Mercy Hospital in Oklahoma City, the Singapore healthcare system and SMRT Corporation have one thing in common: based on rankings, numbers and statistics, they are all one of the best in their fields. So why do they still feel the need to change? And how do they go about doing it?

Tomorrow’s Medicine brings you highlights from Singapore Healthcare Management 2015.


Improving Culture and Employee Engagement with Lean Tools


Mr Jim Gebhart, President of Mercy Hospital in Oklahoma City, USA, shared, “In healthcare we often try to be one notch better.   But the questions that need to be asked are: What is the ideal state? And what can be changed to achieve the ideal state?”


Mercy Hospital has applied Lean tools (management principles that starts by eliminating waste) to enhance their culture and improve care by taking bad experiences and not putting them to waste. In contrary, they use them to bring themselves closer to the ideal.   This involves a change in culture from leadership to the ground.


One of the changes is by going to Gemba (“the real place”) more often – in other words, beginning the transformation by observing the ground.   Leaders at Mercy Hospital set aside 2 hours to visit the ground daily and also consult people who are not healthcare workers before implementing new initiatives for patients.

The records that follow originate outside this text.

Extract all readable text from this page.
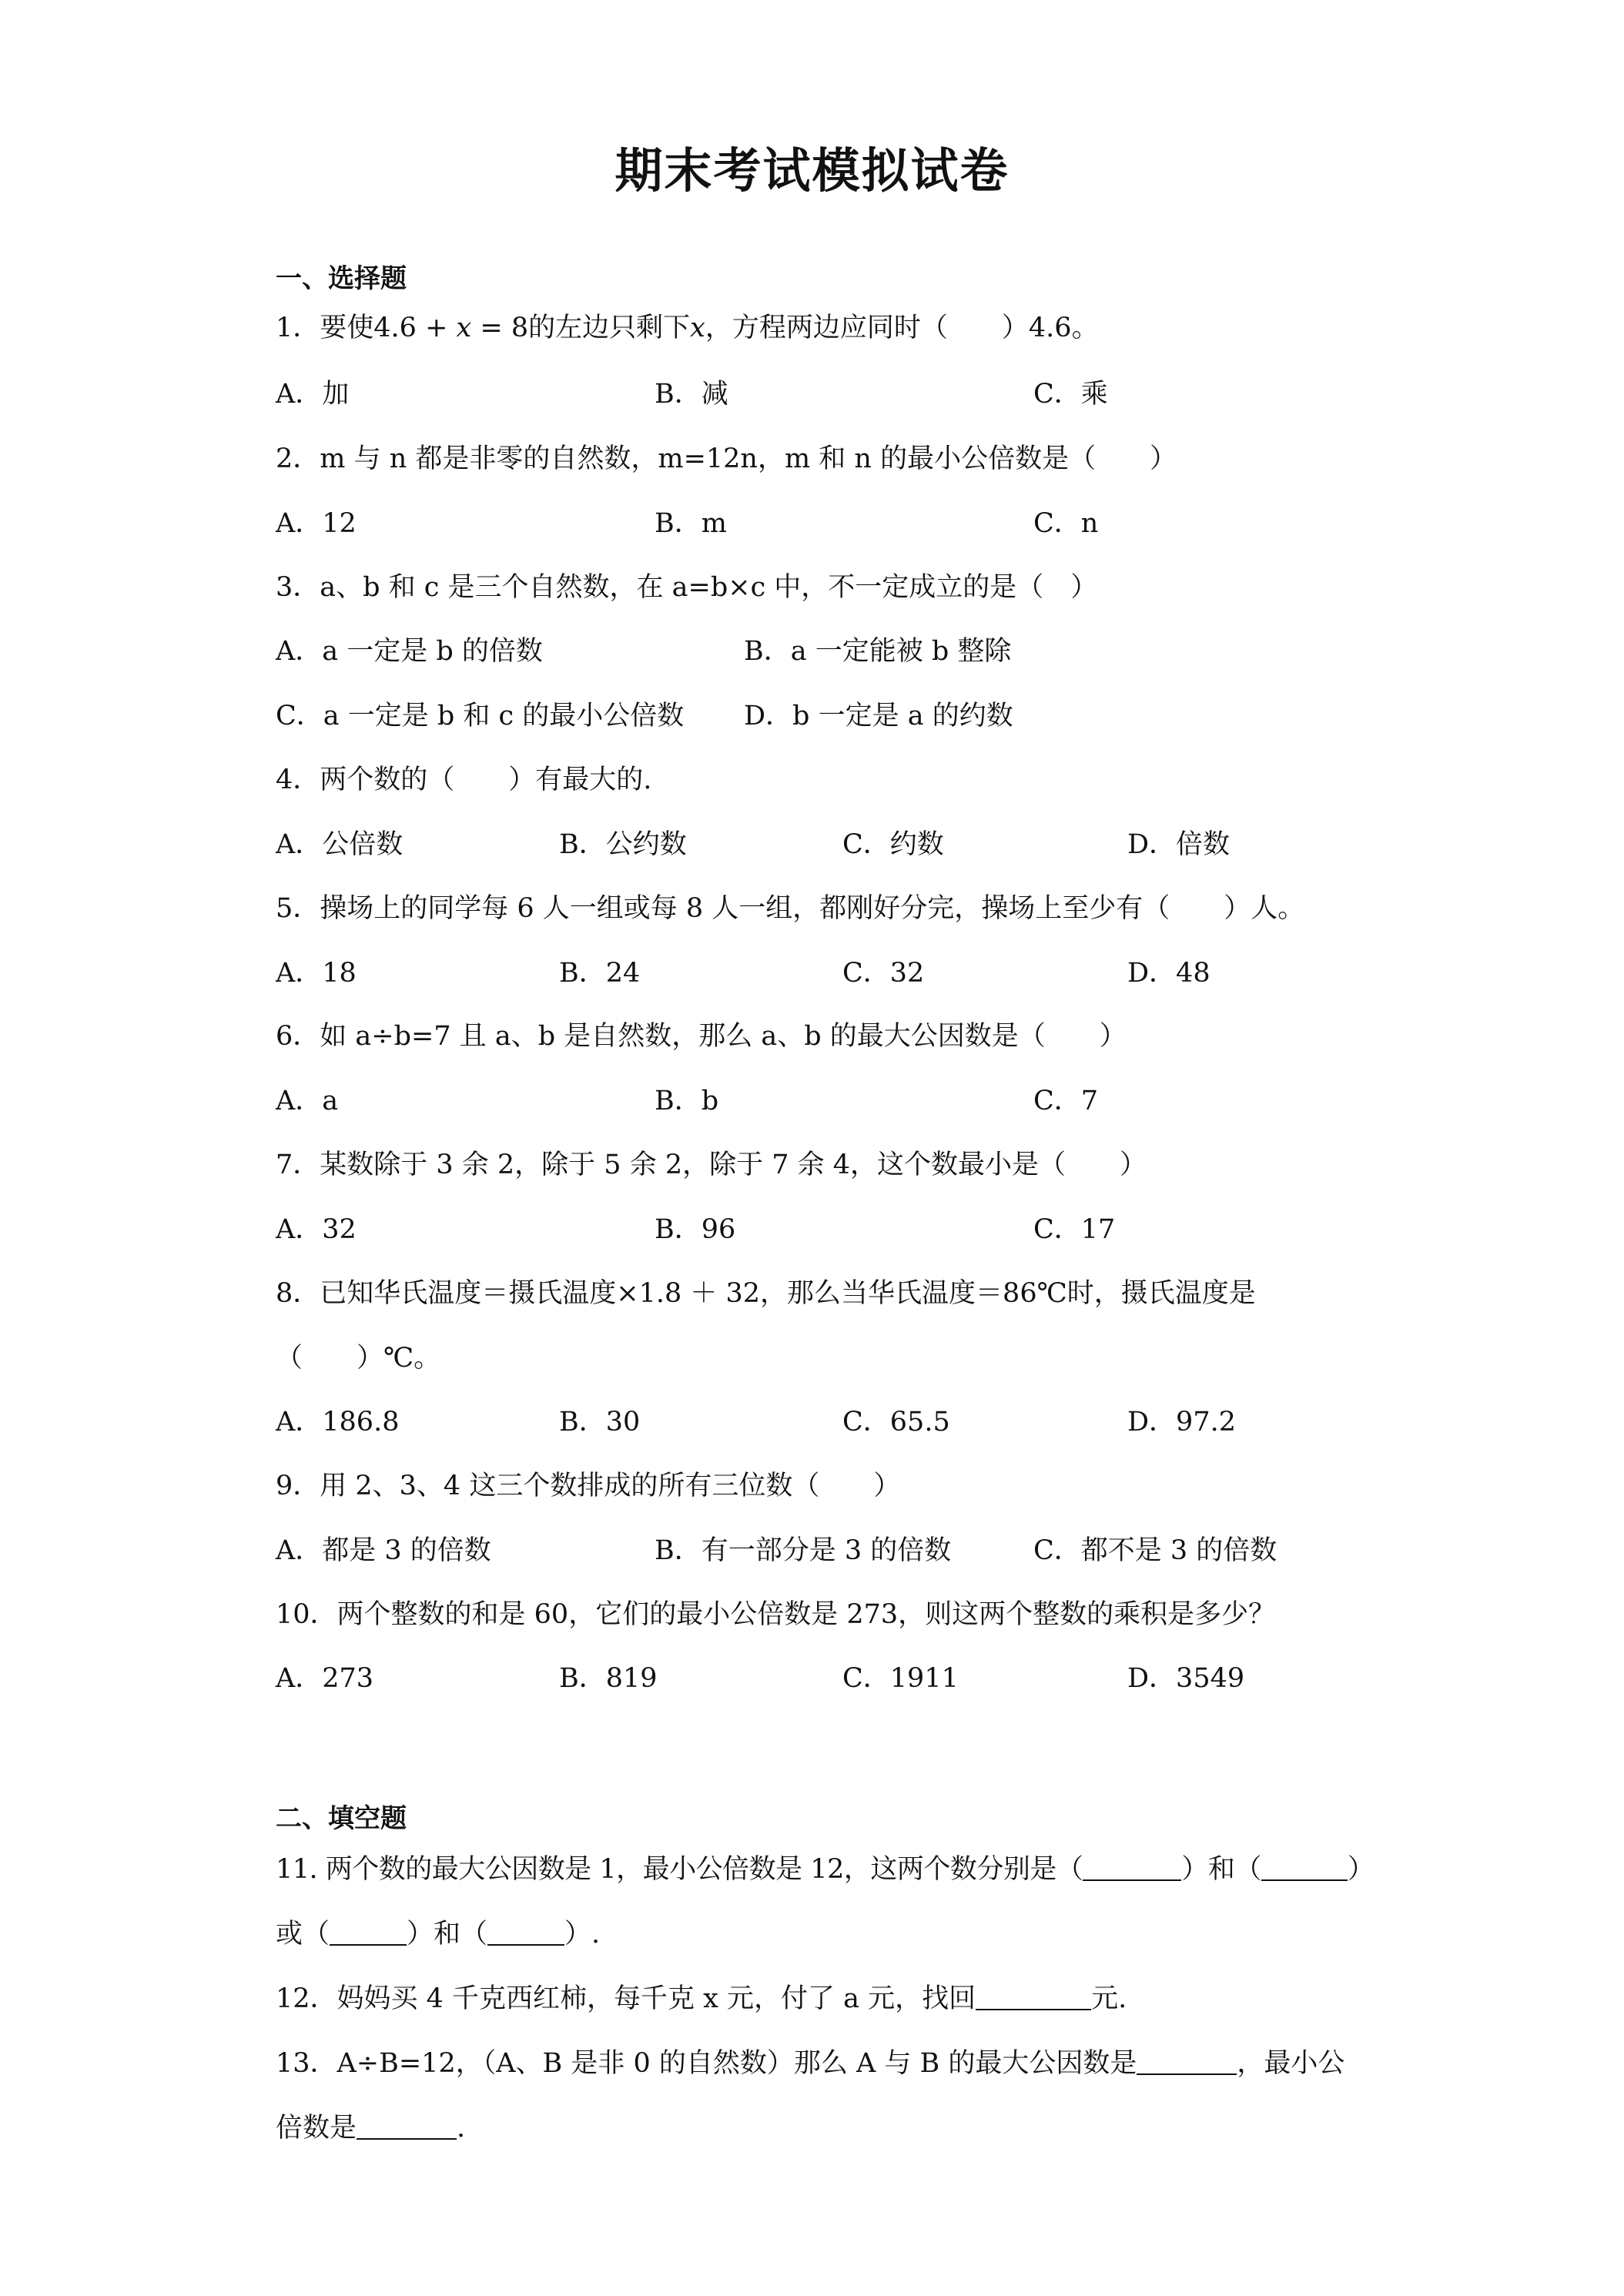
期末考试模拟试卷
一、选择题
1．要使4.6 + x = 8的左边只剩下x，方程两边应同时（　　）4.6。
A．加	B．减	C．乘
2．m 与 n 都是非零的自然数，m=12n，m 和 n 的最小公倍数是（　　）
A．12	B．m	C．n
3．a、b 和 c 是三个自然数，在 a=b×c 中，不一定成立的是（　）
A．a 一定是 b 的倍数	B．a 一定能被 b 整除
C．a 一定是 b 和 c 的最小公倍数 D．b 一定是 a 的约数
4．两个数的（　　）有最大的.
A．公倍数	B．公约数	C．约数	D．倍数
5．操场上的同学每 6 人一组或每 8 人一组，都刚好分完，操场上至少有（　　）人。
A．18	B．24	C．32	D．48
6．如 a÷b=7 且 a、b 是自然数，那么 a、b 的最大公因数是（　　）
A．a	B．b	C．7
7．某数除于 3 余 2，除于 5 余 2，除于 7 余 4，这个数最小是（　　）
A．32	B．96	C．17
8．已知华氏温度＝摄氏温度×1.8 ＋ 32，那么当华氏温度＝86℃时，摄氏温度是
（　　）℃。
A．186.8	B．30	C．65.5	D．97.2
9．用 2、3、4 这三个数排成的所有三位数（　　）
A．都是 3 的倍数	B．有一部分是 3 的倍数	C．都不是 3 的倍数
10．两个整数的和是 60，它们的最小公倍数是 273，则这两个整数的乘积是多少？
A．273	B．819	C．1911	D．3549
二、填空题
11. 两个数的最大公因数是 1，最小公倍数是 12，这两个数分别是（	）和（	）
或（	）和（	）.
12．妈妈买 4 千克西红柿，每千克 x 元，付了 a 元，找回	元.
13．A÷B=12，（A、B 是非 0 的自然数）那么 A 与 B 的最大公因数是	，最小公
倍数是	.
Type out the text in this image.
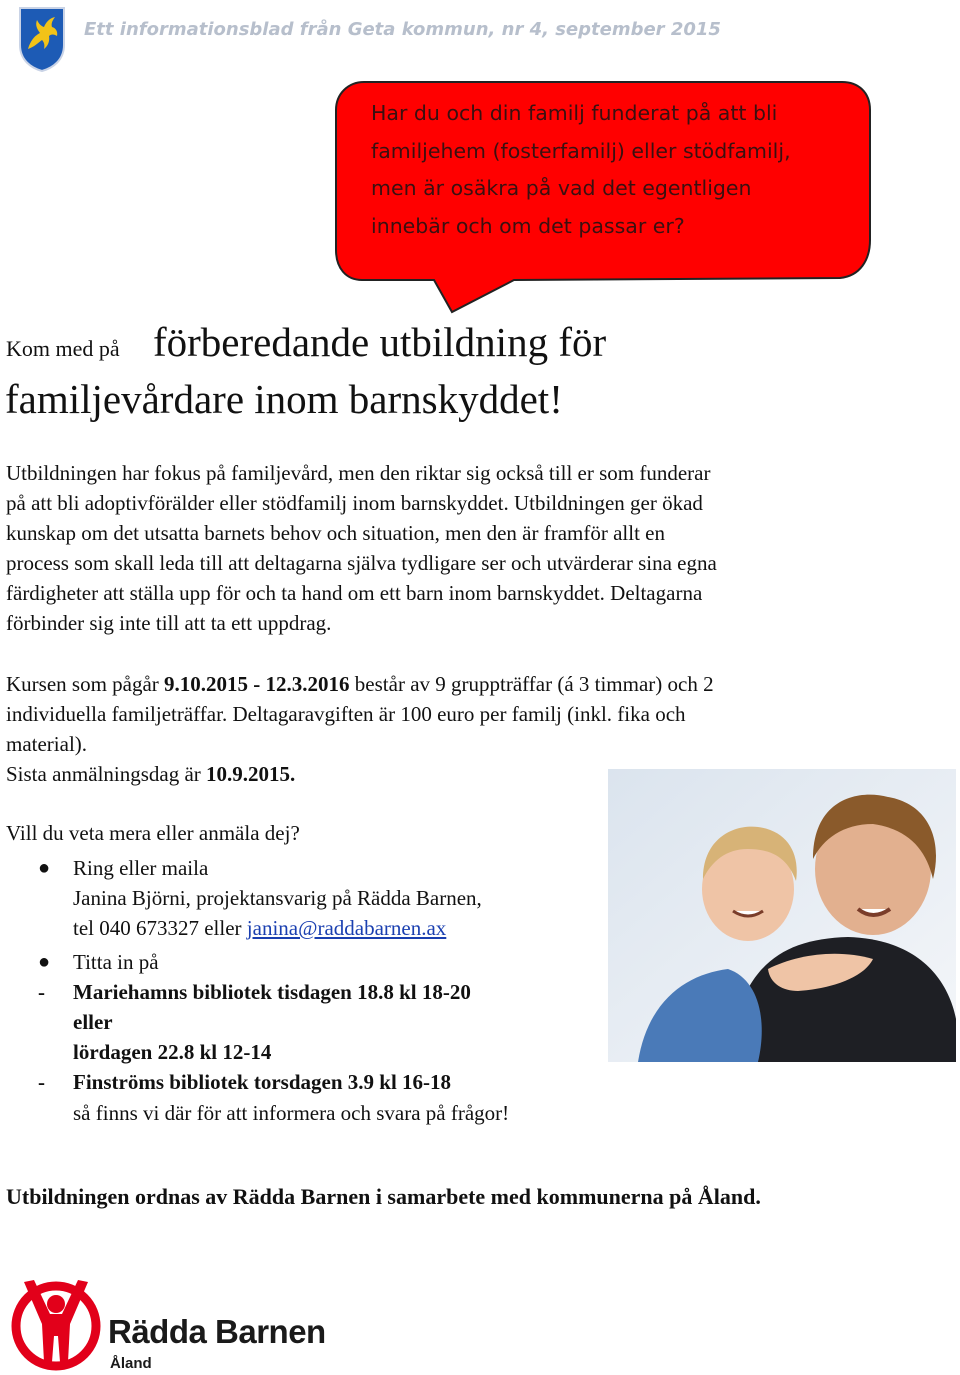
Ett informationsblad från Geta kommun, nr 4, september 2015
Har du och din familj funderat på att bli
familjehem (fosterfamilj) eller stödfamilj,
men är osäkra på vad det egentligen
innebär och om det passar er?
Kom med på förberedande utbildning för
familjevårdare inom barnskyddet!
Utbildningen har fokus på familjevård, men den riktar sig också till er som funderar
på att bli adoptivförälder eller stödfamilj inom barnskyddet. Utbildningen ger ökad
kunskap om det utsatta barnets behov och situation, men den är framför allt en
process som skall leda till att deltagarna själva tydligare ser och utvärderar sina egna
färdigheter att ställa upp för och ta hand om ett barn inom barnskyddet. Deltagarna
förbinder sig inte till att ta ett uppdrag.
Kursen som pågår 9.10.2015 - 12.3.2016 består av 9 gruppträffar (á 3 timmar) och 2
individuella familjeträffar. Deltagaravgiften är 100 euro per familj (inkl. fika och
material).
Sista anmälningsdag är 10.9.2015.
Vill du veta mera eller anmäla dej?
● Ring eller maila
Janina Björni, projektansvarig på Rädda Barnen,
tel 040 673327 eller janina@raddabarnen.ax
● Titta in på
- Mariehamns bibliotek tisdagen 18.8 kl 18-20
eller
lördagen 22.8 kl 12-14
- Finströms bibliotek torsdagen 3.9 kl 16-18
så finns vi där för att informera och svara på frågor!
Utbildningen ordnas av Rädda Barnen i samarbete med kommunerna på Åland.
Rädda Barnen
Åland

Each department also puts up an “improvement board” where co-workers can write down existing problems, solve them together, and then moving the notes to the “solved” corner.   In their rehabilitation hospital, it has helped them cut down the number of falls from nine per month to zero in the past three months.


Mr Gebhart summarised the keys to transformation into four points: “Leadership, Humility and respect, Listening, and Discipline.”


Healthcare Operations – Continuation of the NHG Story


Singapore healthcare is ranked high by many organisations. “However, they only rank illness care,” said Prof Philip Choo, Group CEO of National Healthcare Group (NHG).   “The rankings are not meaningful, because illness care means we are taking care of people who are already sick.   Illness care is also expensive, unsustainable, and is a failing system.”


Moving away from illness care, Singapore is developing its Regional Health System (RHS) that is more sustainable.   In our healthcare system we only know a minority of the population – those who have visited our institutions.


Prof Choo added, “We should also see Regional Health System as relationship-based healthcare.”


He cited some examples of challenges in healthcare that can be addressed by the healthcare system outside the hospital setting.   For example, 90 per cent of Singaporeans die in a hospital setting, without a healing experience.


Some unhealthy behaviour has also become medicalised – the condition of diabetes patients in Singapore worsen faster compared to patients in some other countries due to over-reliance on medications and not change in lifestyle.


To bring about change, sometimes it is not just about the skills.   Lean and other Quality principles can be taught to all healthcare workers.   But often it is the mindset that needs to be changed.


Prof Choo called for leadership to make their people better and embed it in their everyday work.


Getting Us on Board and On Track


The public transport system and the healthcare system face similar challenges – for example in the areas of subsidies, congestion, infrastructure and affordability, and communications to the public.   They both also need to balance the needs of the public, staff, business partners and government. 


Mr Desmond Kwek, President and Group CEO of SMRT Corporation Ltd Singapore, is no stranger to public service.   During his stay with SMRT there has been very public incidents such as the recent line break down, and internally, low morale of staff – so much so that some employees refuse to wear their uniforms until they reach their workplace.


However, many improvements has taken place in the past few years with works going on in the train lines and the latest surveys revealing that their staff are now proud to work for SMRT.


But Mr Kwek warned, “Statistics does not mean anything to the customer. Managing public satisfaction is an emotive issue.”   He added, “Expectations are shaped by what customers experience.


Having 140 train stations does not mean anything to someone who has to walk two kilometres to the nearest one.   Having trains coming every few minutes does not mean anything to someone who is late for their job interview due to a delay.”


“Accolades and numbers don’t matter unless we can get mindshare and people on board.”